Special forces participate in response drill for chemical attack on refugee camp

On Monday, special forces from Jordan and the United Arab Emirates (UAE), along with the U.S., began a test drill simulating chemical attacks on a tent city in the desert as part of Eager Lion, a 15-day multinational training exercise.

Dubbed "Fruitful Coordination," the operation involved land, air and sea maneuvers by the teams to simulate the response to a chemical attack on a refugee camp, the Jordan Times reports.

Chemical support teams and special forces dressed in protective gear pulled fictitious survivors and dead from the simulated contaminated area to decontamination stations. Refugees, as actors, started to vomit and shake following the simulated attack.

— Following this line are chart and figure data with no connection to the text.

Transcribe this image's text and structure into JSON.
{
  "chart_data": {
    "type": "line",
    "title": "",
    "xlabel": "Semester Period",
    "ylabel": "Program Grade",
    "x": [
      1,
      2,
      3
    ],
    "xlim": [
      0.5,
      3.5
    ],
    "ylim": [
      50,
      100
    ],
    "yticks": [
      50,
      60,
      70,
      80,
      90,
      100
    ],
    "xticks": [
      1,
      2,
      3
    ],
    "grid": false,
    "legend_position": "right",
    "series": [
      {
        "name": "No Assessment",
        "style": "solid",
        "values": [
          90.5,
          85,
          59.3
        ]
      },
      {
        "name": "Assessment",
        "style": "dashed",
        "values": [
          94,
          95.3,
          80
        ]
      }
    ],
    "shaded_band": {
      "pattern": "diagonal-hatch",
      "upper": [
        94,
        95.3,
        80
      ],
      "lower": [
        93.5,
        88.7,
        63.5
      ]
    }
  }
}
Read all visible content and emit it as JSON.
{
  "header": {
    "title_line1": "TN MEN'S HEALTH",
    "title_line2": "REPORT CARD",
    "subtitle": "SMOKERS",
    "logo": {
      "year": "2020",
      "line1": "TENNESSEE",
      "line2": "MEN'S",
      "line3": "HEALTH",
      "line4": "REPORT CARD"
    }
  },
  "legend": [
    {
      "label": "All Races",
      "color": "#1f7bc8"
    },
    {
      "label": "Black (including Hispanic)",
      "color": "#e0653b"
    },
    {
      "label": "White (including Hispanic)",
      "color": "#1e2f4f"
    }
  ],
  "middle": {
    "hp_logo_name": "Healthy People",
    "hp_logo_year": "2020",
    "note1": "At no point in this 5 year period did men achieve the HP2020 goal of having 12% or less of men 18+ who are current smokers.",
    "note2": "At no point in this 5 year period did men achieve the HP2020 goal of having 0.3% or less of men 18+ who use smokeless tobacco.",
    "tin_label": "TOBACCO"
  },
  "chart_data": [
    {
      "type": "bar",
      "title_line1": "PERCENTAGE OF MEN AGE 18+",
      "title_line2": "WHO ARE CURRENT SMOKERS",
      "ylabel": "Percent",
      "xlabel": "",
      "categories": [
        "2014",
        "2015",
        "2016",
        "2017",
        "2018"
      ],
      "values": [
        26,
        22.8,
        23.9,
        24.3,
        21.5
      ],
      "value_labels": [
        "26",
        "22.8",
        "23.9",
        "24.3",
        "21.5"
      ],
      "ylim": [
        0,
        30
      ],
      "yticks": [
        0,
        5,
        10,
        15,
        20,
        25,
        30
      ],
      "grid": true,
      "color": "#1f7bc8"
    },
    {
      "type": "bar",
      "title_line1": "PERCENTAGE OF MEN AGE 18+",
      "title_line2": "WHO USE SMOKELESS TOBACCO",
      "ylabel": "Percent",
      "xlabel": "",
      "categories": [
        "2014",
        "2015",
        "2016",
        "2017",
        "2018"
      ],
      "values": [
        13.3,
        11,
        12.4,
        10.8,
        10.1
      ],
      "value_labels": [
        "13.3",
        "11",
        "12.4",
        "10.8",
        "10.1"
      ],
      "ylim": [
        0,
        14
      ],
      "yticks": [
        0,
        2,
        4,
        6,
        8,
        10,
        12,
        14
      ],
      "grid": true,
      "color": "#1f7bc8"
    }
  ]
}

"We have factories in Jordan that use chemicals in their production, potentially triggering a similar emergency situation," Brigadier General Fahed Damen, the director of joint military training for Jordan's armed forces, said, adding that the exercise is not a response to the alleged use of chemical weapons on Syrian civilians, according to the Jordan Times.

Victims of the simulated attack were given drugs as a temporary antidote to quell the immediate effects of nerve gas. Decontamination stations were set up to cleanse and assess residual chemical or biological substances, and a five-ton tank sprayed a chlorine-based bleach on the ground to neutralize the remaining chemical substances.

This year was the third time the exercise has been held in Jordan, bringing 12,000 personnel from 20 countries to train on terrorism and counterinsurgency, irregular warfare and border security, the Jordan Times reports.

Last year, the U.S. left a detachment of fighter jets and a Patriot missile battery in Jordan, along with 1,000 troops, leading many to speculate the country would get involved in the Syrian conflict. Major General Robert Catalanotti of U.S. Central Command said no equipment or forces would remain in the country this year.